После операции, исход которой еще под вопросом, Анатолий Иванович идет к себе в кабинет и достает из сейфа письмо, полученное в день приезда Алексея Александровича.
В медицинском институте Анатолий Иванович с первого по последний курс дружил с отличным парнем Игорем Клюевым. Учились в одной группе, жили в одной комнате, вместе ездили на целину. Игорь — честняга, открытая душа, никогда не ловчил и за чужие спины не прятался. Судьба разбросала друзей в разные концы матушки-России — одного в нечерноземную глубинку, другого на Курилы. Благодаря этому оба научились писать письма, что для нашего времени большая редкость. Судя по письмам Игоря, ему на Курилах сидеть без дела не приходилось. Оттуда тоже можно ехать в любую страну, в советский госпиталь, на любые условия и любую неожиданность. Но Игорь никуда уезжать не собирался, пока не встретил одну москвичку, через два года после свадьбы она увезла его в столицу. Теперь Игорь работает в знаменитой клинике.

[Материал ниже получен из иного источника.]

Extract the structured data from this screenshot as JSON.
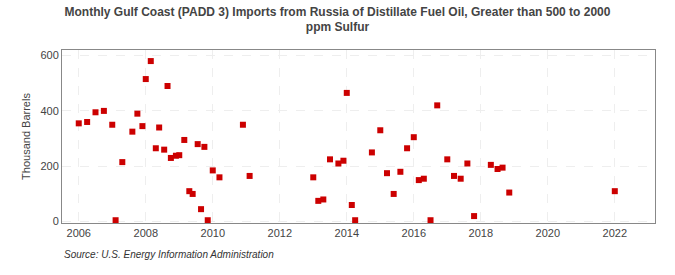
{
  "chart_data": {
    "type": "scatter",
    "title": "Monthly Gulf Coast (PADD 3) Imports from Russia of Distillate Fuel Oil, Greater than 500 to 2000\nppm Sulfur",
    "ylabel": "Thousand Barrels",
    "source": "Source: U.S. Energy Information Administration",
    "color": "#cc0000",
    "marker": "square",
    "grid": true,
    "xlim": [
      2005.5,
      2023.2
    ],
    "ylim": [
      -5,
      620
    ],
    "xticks": [
      2006,
      2008,
      2010,
      2012,
      2014,
      2016,
      2018,
      2020,
      2022
    ],
    "yticks": [
      0,
      200,
      400,
      600
    ],
    "x": [
      2006.0,
      2006.25,
      2006.5,
      2006.75,
      2007.0,
      2007.1,
      2007.3,
      2007.6,
      2007.75,
      2007.9,
      2008.0,
      2008.15,
      2008.3,
      2008.4,
      2008.55,
      2008.65,
      2008.75,
      2008.9,
      2009.0,
      2009.15,
      2009.3,
      2009.4,
      2009.55,
      2009.65,
      2009.75,
      2009.85,
      2010.0,
      2010.2,
      2010.9,
      2011.1,
      2013.0,
      2013.15,
      2013.3,
      2013.5,
      2013.75,
      2013.9,
      2014.0,
      2014.15,
      2014.25,
      2014.75,
      2015.0,
      2015.2,
      2015.4,
      2015.6,
      2015.8,
      2016.0,
      2016.15,
      2016.3,
      2016.5,
      2016.7,
      2017.0,
      2017.2,
      2017.4,
      2017.6,
      2017.8,
      2018.3,
      2018.5,
      2018.65,
      2018.85,
      2022.0
    ],
    "values": [
      355,
      360,
      395,
      400,
      350,
      5,
      215,
      325,
      390,
      345,
      515,
      580,
      265,
      340,
      260,
      490,
      230,
      238,
      240,
      295,
      110,
      100,
      280,
      45,
      270,
      5,
      185,
      160,
      350,
      165,
      160,
      75,
      80,
      225,
      210,
      220,
      465,
      60,
      5,
      250,
      330,
      175,
      100,
      180,
      265,
      305,
      150,
      155,
      5,
      420,
      225,
      165,
      155,
      210,
      20,
      205,
      190,
      195,
      105,
      110
    ]
  }
}
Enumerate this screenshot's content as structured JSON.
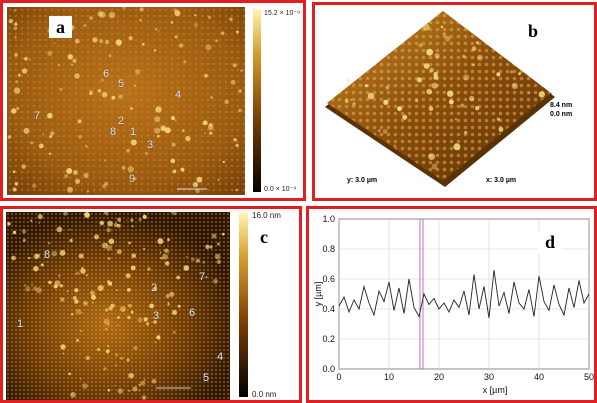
{
  "panels": {
    "a": {
      "letter": "a",
      "colorbar_max": "15.2 × 10⁻⁹",
      "colorbar_min": "0.0 × 10⁻⁹"
    },
    "b": {
      "letter": "b",
      "z_max": "8.4 nm",
      "z_min": "0.0 nm",
      "y_label": "y: 3.0 µm",
      "x_label": "x: 3.0 µm"
    },
    "c": {
      "letter": "c",
      "colorbar_max": "16.0 nm",
      "colorbar_min": "0.0 nm"
    },
    "d": {
      "letter": "d"
    }
  },
  "markers_a": [
    "6",
    "5",
    "4",
    "7",
    "2",
    "8",
    "1",
    "3",
    "9"
  ],
  "markers_c": [
    "8",
    "2",
    "7",
    "1",
    "3",
    "6",
    "4",
    "5"
  ],
  "colors": {
    "frame": "#e02020",
    "afm_dark": "#3a1e05",
    "afm_mid": "#a8640f",
    "afm_light": "#f6d66a"
  },
  "chart_data": {
    "type": "line",
    "xlabel": "x [µm]",
    "ylabel": "y [µm]",
    "xlim": [
      0,
      50
    ],
    "ylim": [
      0.0,
      1.0
    ],
    "xticks": [
      "0",
      "10",
      "20",
      "30",
      "40",
      "50"
    ],
    "yticks": [
      "0.0",
      "0.2",
      "0.4",
      "0.6",
      "0.8",
      "1.0"
    ],
    "grid": true,
    "cursor_x": 16.5,
    "series": [
      {
        "x": [
          0,
          1,
          2,
          3,
          4,
          5,
          6,
          7,
          8,
          9,
          10,
          11,
          12,
          13,
          14,
          15,
          16,
          17,
          18,
          19,
          20,
          21,
          22,
          23,
          24,
          25,
          26,
          27,
          28,
          29,
          30,
          31,
          32,
          33,
          34,
          35,
          36,
          37,
          38,
          39,
          40,
          41,
          42,
          43,
          44,
          45,
          46,
          47,
          48,
          49,
          50
        ],
        "values": [
          0.42,
          0.48,
          0.38,
          0.46,
          0.4,
          0.55,
          0.44,
          0.36,
          0.52,
          0.45,
          0.58,
          0.39,
          0.54,
          0.37,
          0.6,
          0.41,
          0.35,
          0.5,
          0.43,
          0.47,
          0.4,
          0.44,
          0.38,
          0.46,
          0.41,
          0.52,
          0.36,
          0.63,
          0.4,
          0.55,
          0.34,
          0.66,
          0.42,
          0.51,
          0.37,
          0.58,
          0.44,
          0.4,
          0.53,
          0.35,
          0.62,
          0.45,
          0.39,
          0.56,
          0.43,
          0.36,
          0.54,
          0.41,
          0.59,
          0.44,
          0.5
        ]
      }
    ]
  }
}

Его первые московские письма пылали восторгом. Тут тебе не Курилы — передовой край науки, ежедневно возвращаем людей с того света. Перед своим шефом Игорь преклонялся. Умница, талант, фигура, масштаб. Описывал его внешность, манеры, цитировал любимые словечки шефа. Потом восторги Игоря поувяли. В клинике сплошная показуха, шеф — деспот, не дает хода одаренным хирургам, окружен услужливыми подхалимами. Но если бы только показуха и деспотизм. В клинику укладывают нужных людей. Вся Москва об этом знает, но шефу плевать.
«Новости у нас такие, — читает Анатолий Иванович. — Один парень влетел в кабинет к шефу, выложил ему всю правду в глаза. И что ты думаешь? Наш шефуня его холодно выслушал и сказал: «Если не нравится, можете подать заявление об уходе». Человек проявил характер и положил на стол заявление. Может, и мне уйти отсюда ко всем чертям, улететь на Курилы? Но, понимаешь, работать здесь все-таки интересно. И шеф, черт бы его побрал, личность, фигура. Вчера он…» — дальше следовало подробное описание операции, которую шеф провел блистательно. Анатолий Иванович несколько раз перечитал описание операции. «Да-а-а… Блестящая работа. Кто еще так может? Никто. Уж мне ли не знать! Я и сам от него никуда не уйду…» — он перевернул листок. Что там дальше новенького? Дальше Игорь писал о том, что на другой день после операции вся клиника судачила, какой подарок получил шеф.
Игорь Клюев работает в клинике Алексея Александровича, в знаменитой Кашинке. Анатолий Иванович не сомневается, что Игорь пишет чистую правду. Не такой Игорь человек, чтобы передавать досужие сплетни. Все так и есть. Иначе придется предположить, что сам Игорь вдруг переродился в совершенно другого человека, в полную свою противоположность. Но этого не может быть, потому что не может быть никогда. Анатолий Иванович верит Игорю. Да и сам он разве не знает Алексея Александровича Кашина… Очень даже хорошо знает!
Но для больницы и для города эта сторона жизни Алексея Александровича останется за семью печатями. Что же касается Игоря, то Анатолий Иванович много раз порывался написать ему, где шеф проводит свой отпуск и чем занимается, но никогда не напишет. Черт бы побрал шефа, но это его тайна.
— Такие вот пироги! — говорит самому себе Анатолий Иванович, комкает письмо Игоря, кладет в пепельницу и подносит зажженную спичку.